- Born: 12 September 1878 Ipswich, Suffolk, England
- Died: April 1957 near Table Mountain, Cape Town, Union of South Africa
- Occupations: Nurse, refugee and relief worker and charity activist
- Organization(s): War Victims Relief Committee of the Society of Friends Women's Emergency Corps Save the Children
- Children: 1

= Grace Vulliamy =

English nurse and charity worker (1878–1957)

Grace Charlotte Vulliamy (12 September 1878 – April 1957) was an English nurse, refugee and relief worker and charity activist.

== Biography ==
Vulliamy was born on 12 September 1878 in Ipswich, Suffolk, England, to Quakers Arthur Frederick Vulliamy and his wife Anna Marie. She was educated at boarding schools and became a nurse.

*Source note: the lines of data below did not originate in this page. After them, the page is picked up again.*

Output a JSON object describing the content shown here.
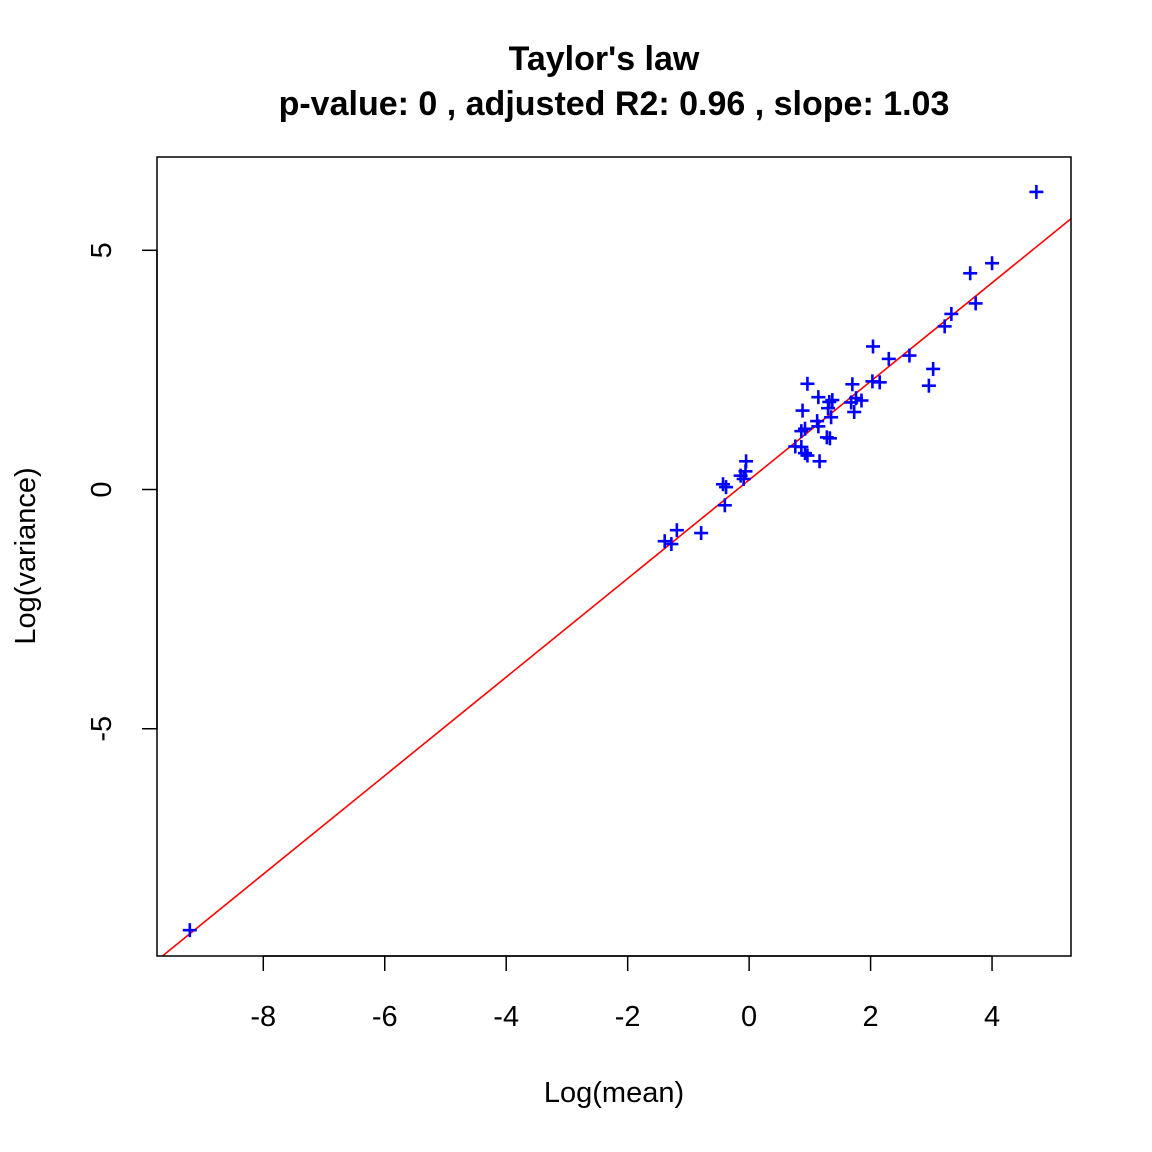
{
  "chart_data": {
    "type": "scatter",
    "title": "Taylor's law",
    "subtitle": "p-value: 0 , adjusted R2: 0.96 , slope: 1.03",
    "xlabel": "Log(mean)",
    "ylabel": "Log(variance)",
    "xlim": [
      -9.75,
      5.3
    ],
    "ylim": [
      -9.75,
      6.95
    ],
    "x_ticks": [
      -8,
      -6,
      -4,
      -2,
      0,
      2,
      4
    ],
    "x_tick_labels": [
      "-8",
      "-6",
      "-4",
      "-2",
      "0",
      "2",
      "4"
    ],
    "y_ticks": [
      -5,
      0,
      5
    ],
    "y_tick_labels": [
      "-5",
      "0",
      "5"
    ],
    "grid": false,
    "legend": "none",
    "point_color": "#0000FF",
    "line_color": "#FF0000",
    "point_marker": "plus",
    "fit_line": {
      "slope": 1.03,
      "intercept": 0.2
    },
    "points": [
      {
        "x": -9.21,
        "y": -9.21
      },
      {
        "x": 4.73,
        "y": 6.22
      },
      {
        "x": 4.0,
        "y": 4.73
      },
      {
        "x": 3.64,
        "y": 4.52
      },
      {
        "x": 3.73,
        "y": 3.89
      },
      {
        "x": 3.33,
        "y": 3.67
      },
      {
        "x": 3.22,
        "y": 3.41
      },
      {
        "x": 3.03,
        "y": 2.52
      },
      {
        "x": 2.96,
        "y": 2.17
      },
      {
        "x": 2.64,
        "y": 2.8
      },
      {
        "x": 2.3,
        "y": 2.73
      },
      {
        "x": 2.04,
        "y": 2.99
      },
      {
        "x": 2.03,
        "y": 2.26
      },
      {
        "x": 2.15,
        "y": 2.24
      },
      {
        "x": 1.85,
        "y": 1.86
      },
      {
        "x": 1.76,
        "y": 1.91
      },
      {
        "x": 1.7,
        "y": 2.2
      },
      {
        "x": 1.68,
        "y": 1.82
      },
      {
        "x": 1.73,
        "y": 1.62
      },
      {
        "x": 1.37,
        "y": 1.87
      },
      {
        "x": 1.32,
        "y": 1.83
      },
      {
        "x": 1.3,
        "y": 1.7
      },
      {
        "x": 1.14,
        "y": 1.93
      },
      {
        "x": 0.96,
        "y": 2.21
      },
      {
        "x": 0.88,
        "y": 1.65
      },
      {
        "x": 1.35,
        "y": 1.51
      },
      {
        "x": 1.12,
        "y": 1.43
      },
      {
        "x": 1.14,
        "y": 1.32
      },
      {
        "x": 0.92,
        "y": 1.27
      },
      {
        "x": 0.86,
        "y": 1.22
      },
      {
        "x": 1.33,
        "y": 1.07
      },
      {
        "x": 1.28,
        "y": 1.09
      },
      {
        "x": 0.86,
        "y": 0.89
      },
      {
        "x": 0.76,
        "y": 0.9
      },
      {
        "x": 0.92,
        "y": 0.76
      },
      {
        "x": 0.96,
        "y": 0.71
      },
      {
        "x": 1.16,
        "y": 0.59
      },
      {
        "x": -0.05,
        "y": 0.59
      },
      {
        "x": -0.06,
        "y": 0.38
      },
      {
        "x": -0.14,
        "y": 0.29
      },
      {
        "x": -0.09,
        "y": 0.22
      },
      {
        "x": -0.43,
        "y": 0.11
      },
      {
        "x": -0.38,
        "y": 0.05
      },
      {
        "x": -0.4,
        "y": -0.33
      },
      {
        "x": -0.79,
        "y": -0.91
      },
      {
        "x": -1.19,
        "y": -0.85
      },
      {
        "x": -1.39,
        "y": -1.08
      },
      {
        "x": -1.28,
        "y": -1.14
      }
    ]
  }
}
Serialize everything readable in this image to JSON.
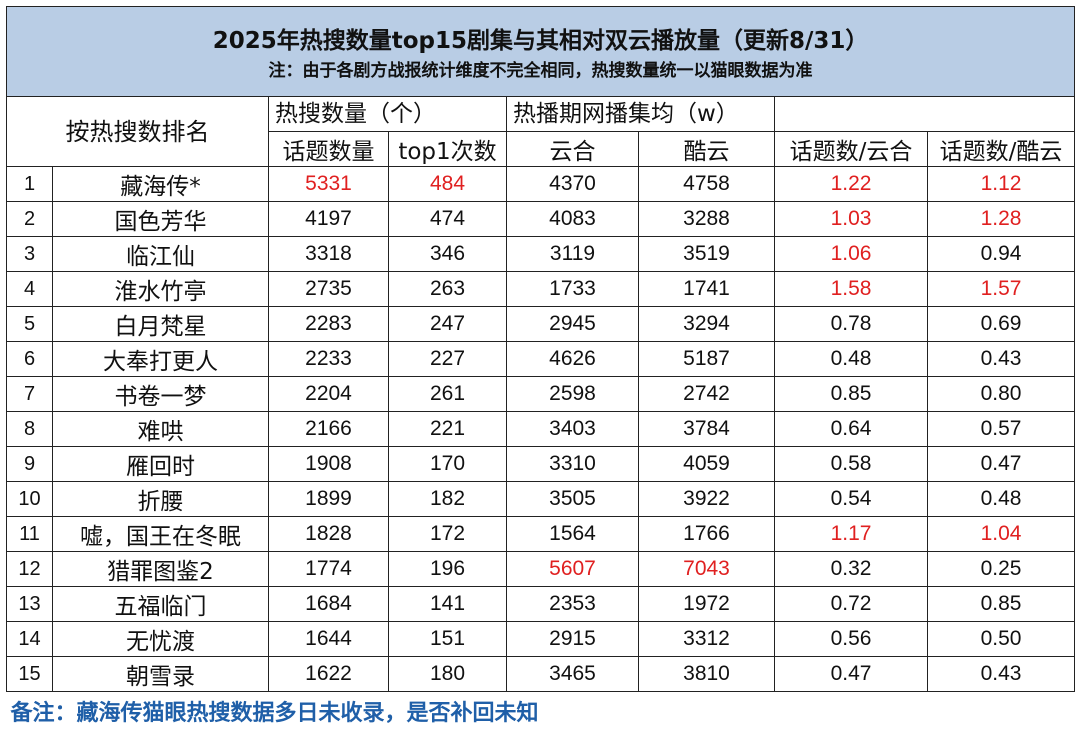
{
  "title": "2025年热搜数量top15剧集与其相对双云播放量（更新8/31）",
  "note": "注：由于各剧方战报统计维度不完全相同，热搜数量统一以猫眼数据为准",
  "headers": {
    "rank_by": "按热搜数排名",
    "hot_search": "热搜数量（个）",
    "hot_search_topics": "话题数量",
    "hot_search_top1": "top1次数",
    "avg_play": "热播期网播集均（w）",
    "yunhe": "云合",
    "kuyun": "酷云",
    "ratio_yunhe": "话题数/云合",
    "ratio_kuyun": "话题数/酷云"
  },
  "highlight_color": "#e02020",
  "rows": [
    {
      "rank": "1",
      "name": "藏海传*",
      "topics": "5331",
      "top1": "484",
      "yunhe": "4370",
      "kuyun": "4758",
      "r_yunhe": "1.22",
      "r_kuyun": "1.12"
    },
    {
      "rank": "2",
      "name": "国色芳华",
      "topics": "4197",
      "top1": "474",
      "yunhe": "4083",
      "kuyun": "3288",
      "r_yunhe": "1.03",
      "r_kuyun": "1.28"
    },
    {
      "rank": "3",
      "name": "临江仙",
      "topics": "3318",
      "top1": "346",
      "yunhe": "3119",
      "kuyun": "3519",
      "r_yunhe": "1.06",
      "r_kuyun": "0.94"
    },
    {
      "rank": "4",
      "name": "淮水竹亭",
      "topics": "2735",
      "top1": "263",
      "yunhe": "1733",
      "kuyun": "1741",
      "r_yunhe": "1.58",
      "r_kuyun": "1.57"
    },
    {
      "rank": "5",
      "name": "白月梵星",
      "topics": "2283",
      "top1": "247",
      "yunhe": "2945",
      "kuyun": "3294",
      "r_yunhe": "0.78",
      "r_kuyun": "0.69"
    },
    {
      "rank": "6",
      "name": "大奉打更人",
      "topics": "2233",
      "top1": "227",
      "yunhe": "4626",
      "kuyun": "5187",
      "r_yunhe": "0.48",
      "r_kuyun": "0.43"
    },
    {
      "rank": "7",
      "name": "书卷一梦",
      "topics": "2204",
      "top1": "261",
      "yunhe": "2598",
      "kuyun": "2742",
      "r_yunhe": "0.85",
      "r_kuyun": "0.80"
    },
    {
      "rank": "8",
      "name": "难哄",
      "topics": "2166",
      "top1": "221",
      "yunhe": "3403",
      "kuyun": "3784",
      "r_yunhe": "0.64",
      "r_kuyun": "0.57"
    },
    {
      "rank": "9",
      "name": "雁回时",
      "topics": "1908",
      "top1": "170",
      "yunhe": "3310",
      "kuyun": "4059",
      "r_yunhe": "0.58",
      "r_kuyun": "0.47"
    },
    {
      "rank": "10",
      "name": "折腰",
      "topics": "1899",
      "top1": "182",
      "yunhe": "3505",
      "kuyun": "3922",
      "r_yunhe": "0.54",
      "r_kuyun": "0.48"
    },
    {
      "rank": "11",
      "name": "嘘，国王在冬眠",
      "topics": "1828",
      "top1": "172",
      "yunhe": "1564",
      "kuyun": "1766",
      "r_yunhe": "1.17",
      "r_kuyun": "1.04"
    },
    {
      "rank": "12",
      "name": "猎罪图鉴2",
      "topics": "1774",
      "top1": "196",
      "yunhe": "5607",
      "kuyun": "7043",
      "r_yunhe": "0.32",
      "r_kuyun": "0.25"
    },
    {
      "rank": "13",
      "name": "五福临门",
      "topics": "1684",
      "top1": "141",
      "yunhe": "2353",
      "kuyun": "1972",
      "r_yunhe": "0.72",
      "r_kuyun": "0.85"
    },
    {
      "rank": "14",
      "name": "无忧渡",
      "topics": "1644",
      "top1": "151",
      "yunhe": "2915",
      "kuyun": "3312",
      "r_yunhe": "0.56",
      "r_kuyun": "0.50"
    },
    {
      "rank": "15",
      "name": "朝雪录",
      "topics": "1622",
      "top1": "180",
      "yunhe": "3465",
      "kuyun": "3810",
      "r_yunhe": "0.47",
      "r_kuyun": "0.43"
    }
  ],
  "red_cells": {
    "1": [
      "topics",
      "top1",
      "r_yunhe",
      "r_kuyun"
    ],
    "2": [
      "r_yunhe",
      "r_kuyun"
    ],
    "3": [
      "r_yunhe"
    ],
    "4": [
      "r_yunhe",
      "r_kuyun"
    ],
    "11": [
      "r_yunhe",
      "r_kuyun"
    ],
    "12": [
      "yunhe",
      "kuyun"
    ]
  },
  "footnote": "备注：藏海传猫眼热搜数据多日未收录，是否补回未知"
}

During World War I, Vulliamy was organiser of the "War Victims Relief Committee" of the Society of Friends. She joined the Women's Emergency Corps (WEC, which evolved into the Women's Volunteer Reserve) and served in Holland. From Holland, Vulliamy helped to smuggle Belgian war refugees into France, then travelled with them across the English Channel into Britain. She made contact with the refugees through communication with a Dutch woodworker and his English wife.

After the end of the war, Vuliiamy oversaw the nurses and social workers running food distribution centres, schools for disabled children, tuberculosis hospitals and vaccine clinics. She also organised the reception of British civilians who had been held at the Ruhleben internment camp in Germany, meeting them at the Germany-Belgium border, housing them and arranging transport for them back to Britain for their repatriation.

Vulliamy returned home in March 1919. In recognition of her war work, she was appointed a Commander of the Order of the British Empire in the 1919 New Year Honours.

After the Russian Revolution, Vuliiamy undertook relief work in Poland. During the Spanish Civil War, Vuliiamy supported her nieces Chloe and Poppy in making arrangements for evacuating children from Bilbao to England. She was also vice-president of the international non-governmental organization Save the Children Fund.

Vulliamy retired to Cape Town, Union of South Africa, in 1937. However, while in South Africa she started a soup kitchen, a relief centre and a youth club for disadvantaged black youths.

Vulliamy died in April 1957, aged 78, at her home near Table Mountain, Cape Town, Union of South Africa. She was survived by her adopted son, Misha.